La semana pasada, la asociación Madrid, Ciudadanía y Patrimonio presentó una solicitud para que se declare Bien de Interés Patrimonial a Huerta de Mena, lo que blindaría la finca ante el plan que la pretende arrasar para construir oficinas. En 2022, la plataforma vecinal Salvar Hortaleza llevó a la Asamblea de Madrid, a través del grupo Unidas Podemos, una propuesta similar que tumbaron el Partido Popular y Vox.
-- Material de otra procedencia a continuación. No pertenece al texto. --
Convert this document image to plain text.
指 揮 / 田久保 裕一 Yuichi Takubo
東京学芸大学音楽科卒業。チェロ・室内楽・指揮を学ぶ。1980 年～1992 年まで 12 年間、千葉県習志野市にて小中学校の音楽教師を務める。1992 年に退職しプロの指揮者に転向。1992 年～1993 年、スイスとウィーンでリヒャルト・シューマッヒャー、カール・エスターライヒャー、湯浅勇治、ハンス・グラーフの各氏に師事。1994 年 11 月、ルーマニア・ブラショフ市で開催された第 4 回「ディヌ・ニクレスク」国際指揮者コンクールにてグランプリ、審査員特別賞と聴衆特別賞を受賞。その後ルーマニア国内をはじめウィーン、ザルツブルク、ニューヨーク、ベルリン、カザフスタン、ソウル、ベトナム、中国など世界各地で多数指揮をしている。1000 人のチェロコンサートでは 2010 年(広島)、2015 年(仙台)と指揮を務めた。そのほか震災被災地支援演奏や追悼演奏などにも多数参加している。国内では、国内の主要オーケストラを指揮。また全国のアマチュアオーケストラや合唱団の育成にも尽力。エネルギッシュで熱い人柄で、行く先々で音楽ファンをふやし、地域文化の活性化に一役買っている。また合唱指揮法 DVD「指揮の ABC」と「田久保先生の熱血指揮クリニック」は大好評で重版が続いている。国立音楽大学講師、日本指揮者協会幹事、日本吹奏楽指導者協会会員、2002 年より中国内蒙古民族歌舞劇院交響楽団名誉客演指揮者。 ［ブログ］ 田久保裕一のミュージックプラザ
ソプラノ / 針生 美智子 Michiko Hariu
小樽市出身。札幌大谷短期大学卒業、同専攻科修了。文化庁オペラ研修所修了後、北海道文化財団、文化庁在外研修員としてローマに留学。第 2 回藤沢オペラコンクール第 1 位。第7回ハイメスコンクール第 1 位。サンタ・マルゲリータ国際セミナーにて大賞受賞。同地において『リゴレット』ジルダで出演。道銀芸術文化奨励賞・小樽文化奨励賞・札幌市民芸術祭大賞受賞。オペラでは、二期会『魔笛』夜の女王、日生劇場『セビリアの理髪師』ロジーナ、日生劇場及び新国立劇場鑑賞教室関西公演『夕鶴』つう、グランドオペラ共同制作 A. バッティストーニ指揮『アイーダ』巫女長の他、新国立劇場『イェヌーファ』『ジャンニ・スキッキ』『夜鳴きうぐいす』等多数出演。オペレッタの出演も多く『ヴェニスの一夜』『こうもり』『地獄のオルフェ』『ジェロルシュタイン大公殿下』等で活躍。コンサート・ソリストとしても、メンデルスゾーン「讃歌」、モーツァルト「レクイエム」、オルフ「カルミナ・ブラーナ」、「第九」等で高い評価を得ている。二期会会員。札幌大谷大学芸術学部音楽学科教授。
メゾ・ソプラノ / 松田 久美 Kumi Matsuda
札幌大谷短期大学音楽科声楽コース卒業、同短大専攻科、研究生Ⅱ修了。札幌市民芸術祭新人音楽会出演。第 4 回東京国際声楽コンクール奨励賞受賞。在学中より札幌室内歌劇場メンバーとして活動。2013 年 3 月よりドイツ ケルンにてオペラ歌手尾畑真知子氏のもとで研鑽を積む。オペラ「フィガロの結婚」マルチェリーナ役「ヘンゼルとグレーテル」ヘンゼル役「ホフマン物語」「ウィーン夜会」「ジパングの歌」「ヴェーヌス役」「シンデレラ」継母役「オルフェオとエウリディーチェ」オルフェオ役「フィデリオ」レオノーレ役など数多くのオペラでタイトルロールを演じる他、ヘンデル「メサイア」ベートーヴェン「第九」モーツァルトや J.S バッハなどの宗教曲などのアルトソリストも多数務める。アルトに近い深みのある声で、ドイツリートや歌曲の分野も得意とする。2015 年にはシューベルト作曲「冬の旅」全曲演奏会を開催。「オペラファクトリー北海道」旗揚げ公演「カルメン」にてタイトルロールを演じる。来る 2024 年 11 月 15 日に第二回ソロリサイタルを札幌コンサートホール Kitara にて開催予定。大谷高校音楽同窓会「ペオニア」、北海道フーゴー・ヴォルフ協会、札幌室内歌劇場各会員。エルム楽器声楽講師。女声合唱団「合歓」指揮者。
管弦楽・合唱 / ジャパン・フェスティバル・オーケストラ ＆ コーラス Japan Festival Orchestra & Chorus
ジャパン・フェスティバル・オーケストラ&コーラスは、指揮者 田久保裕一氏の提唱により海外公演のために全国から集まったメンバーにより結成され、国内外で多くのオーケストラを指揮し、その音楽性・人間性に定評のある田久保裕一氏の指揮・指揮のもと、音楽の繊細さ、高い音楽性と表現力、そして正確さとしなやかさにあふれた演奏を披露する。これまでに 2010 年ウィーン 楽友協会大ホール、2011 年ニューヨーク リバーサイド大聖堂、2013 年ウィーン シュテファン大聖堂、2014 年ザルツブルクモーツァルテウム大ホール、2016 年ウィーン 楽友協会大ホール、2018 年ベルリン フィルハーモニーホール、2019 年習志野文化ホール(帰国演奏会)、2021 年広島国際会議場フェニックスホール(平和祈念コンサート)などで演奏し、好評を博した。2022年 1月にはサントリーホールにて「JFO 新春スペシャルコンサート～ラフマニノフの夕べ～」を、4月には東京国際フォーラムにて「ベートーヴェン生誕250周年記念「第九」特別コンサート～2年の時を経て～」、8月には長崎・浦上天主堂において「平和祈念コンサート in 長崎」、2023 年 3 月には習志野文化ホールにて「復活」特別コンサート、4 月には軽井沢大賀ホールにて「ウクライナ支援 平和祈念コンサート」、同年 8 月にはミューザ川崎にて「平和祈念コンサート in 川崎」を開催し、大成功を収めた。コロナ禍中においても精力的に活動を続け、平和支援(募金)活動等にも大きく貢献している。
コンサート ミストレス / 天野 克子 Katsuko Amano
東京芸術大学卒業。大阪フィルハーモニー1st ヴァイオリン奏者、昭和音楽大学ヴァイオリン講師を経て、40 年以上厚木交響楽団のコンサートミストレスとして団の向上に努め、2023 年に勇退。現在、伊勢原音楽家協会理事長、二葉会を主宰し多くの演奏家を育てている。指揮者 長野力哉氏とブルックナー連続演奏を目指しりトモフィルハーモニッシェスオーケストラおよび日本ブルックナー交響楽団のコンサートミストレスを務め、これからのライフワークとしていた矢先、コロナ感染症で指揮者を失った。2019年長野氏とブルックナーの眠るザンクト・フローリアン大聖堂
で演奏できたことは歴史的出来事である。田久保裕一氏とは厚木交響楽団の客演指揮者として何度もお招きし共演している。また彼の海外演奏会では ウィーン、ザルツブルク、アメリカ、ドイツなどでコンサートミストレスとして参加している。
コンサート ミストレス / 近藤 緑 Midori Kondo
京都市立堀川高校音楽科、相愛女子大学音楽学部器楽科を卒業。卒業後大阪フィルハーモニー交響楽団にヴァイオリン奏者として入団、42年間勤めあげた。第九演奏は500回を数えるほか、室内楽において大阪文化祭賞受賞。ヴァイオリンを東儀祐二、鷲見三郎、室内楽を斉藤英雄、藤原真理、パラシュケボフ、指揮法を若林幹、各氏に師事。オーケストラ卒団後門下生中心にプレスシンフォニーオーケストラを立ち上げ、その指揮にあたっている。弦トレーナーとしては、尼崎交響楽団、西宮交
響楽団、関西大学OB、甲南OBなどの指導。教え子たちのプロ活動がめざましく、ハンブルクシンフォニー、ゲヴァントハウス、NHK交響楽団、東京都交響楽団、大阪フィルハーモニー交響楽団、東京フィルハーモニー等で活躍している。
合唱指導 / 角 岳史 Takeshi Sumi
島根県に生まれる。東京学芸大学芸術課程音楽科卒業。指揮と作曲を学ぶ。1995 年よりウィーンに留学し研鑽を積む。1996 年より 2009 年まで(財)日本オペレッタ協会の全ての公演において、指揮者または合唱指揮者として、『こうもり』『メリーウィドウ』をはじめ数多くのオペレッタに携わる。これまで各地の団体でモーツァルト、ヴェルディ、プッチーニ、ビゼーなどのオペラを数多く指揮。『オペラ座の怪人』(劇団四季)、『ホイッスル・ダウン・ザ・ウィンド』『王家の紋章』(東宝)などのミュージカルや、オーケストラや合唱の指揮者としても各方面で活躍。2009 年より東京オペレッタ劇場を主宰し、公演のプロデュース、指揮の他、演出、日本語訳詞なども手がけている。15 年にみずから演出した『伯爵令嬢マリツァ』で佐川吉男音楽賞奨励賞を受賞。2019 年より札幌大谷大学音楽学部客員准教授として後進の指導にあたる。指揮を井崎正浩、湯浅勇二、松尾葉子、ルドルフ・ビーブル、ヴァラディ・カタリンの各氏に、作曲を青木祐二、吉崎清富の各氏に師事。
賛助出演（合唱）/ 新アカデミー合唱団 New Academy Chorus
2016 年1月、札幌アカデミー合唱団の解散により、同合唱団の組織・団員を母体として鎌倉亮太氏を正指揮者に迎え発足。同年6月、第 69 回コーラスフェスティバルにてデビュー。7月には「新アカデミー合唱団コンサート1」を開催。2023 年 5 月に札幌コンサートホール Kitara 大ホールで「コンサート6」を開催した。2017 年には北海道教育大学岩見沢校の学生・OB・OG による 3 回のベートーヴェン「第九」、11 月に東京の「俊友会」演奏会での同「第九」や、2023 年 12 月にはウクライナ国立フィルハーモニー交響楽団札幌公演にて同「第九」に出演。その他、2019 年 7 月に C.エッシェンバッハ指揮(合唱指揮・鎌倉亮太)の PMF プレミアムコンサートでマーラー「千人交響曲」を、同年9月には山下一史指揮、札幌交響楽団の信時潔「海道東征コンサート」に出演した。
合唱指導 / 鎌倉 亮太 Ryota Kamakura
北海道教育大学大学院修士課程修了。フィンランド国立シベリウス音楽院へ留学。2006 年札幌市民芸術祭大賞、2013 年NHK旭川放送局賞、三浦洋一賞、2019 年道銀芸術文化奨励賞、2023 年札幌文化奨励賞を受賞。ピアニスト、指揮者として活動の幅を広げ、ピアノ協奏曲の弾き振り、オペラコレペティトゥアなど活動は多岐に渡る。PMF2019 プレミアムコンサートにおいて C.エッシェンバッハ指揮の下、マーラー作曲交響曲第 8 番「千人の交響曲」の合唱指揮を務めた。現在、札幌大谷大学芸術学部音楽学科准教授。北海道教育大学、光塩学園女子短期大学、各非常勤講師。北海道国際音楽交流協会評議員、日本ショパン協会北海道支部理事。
Lorca, Alberti, Buñuel, Bergamín… las tertulias de Huerta de Mena
Entre los años 1922 y 1927, Carlos Arniches fue propietario de Huerta de Mena, y en aquellos años el popular dramaturgo y su hijo el arquitecto Carlos Arniches Moltó acogían tertulias con intelectuales y artistas como los escritores Federico García Lorca, Rafael Alberti, José Bergamín y Guillermo de Torre; los cineastas Luis Buñuel y Eduardo Ugarte, los periodistas Antonio Robles y Cipriano Rivas; o los arquitectos Rafael Bergamín, Eduardo Figueroa, Luis Lacasa, Fernando García Mercadal, Martín Domínguez, José María Arrillaga y Fernando Salvador.
Salvar Hortaleza asegura que la presencia de muchos de ellos en la quinta de Hortaleza está documentada, como la de un joven Rafael Alberti que en Huerta de Mena se enamoró de Victoria Amado, familiar de Arniches. Un amor no correspondido que le inspiró, alrededor del estanque desaparecido de la finca, algunos de los versos que aparecen en ‘Sobre los ángeles’, uno de los libros de poesía referentes del siglo XX.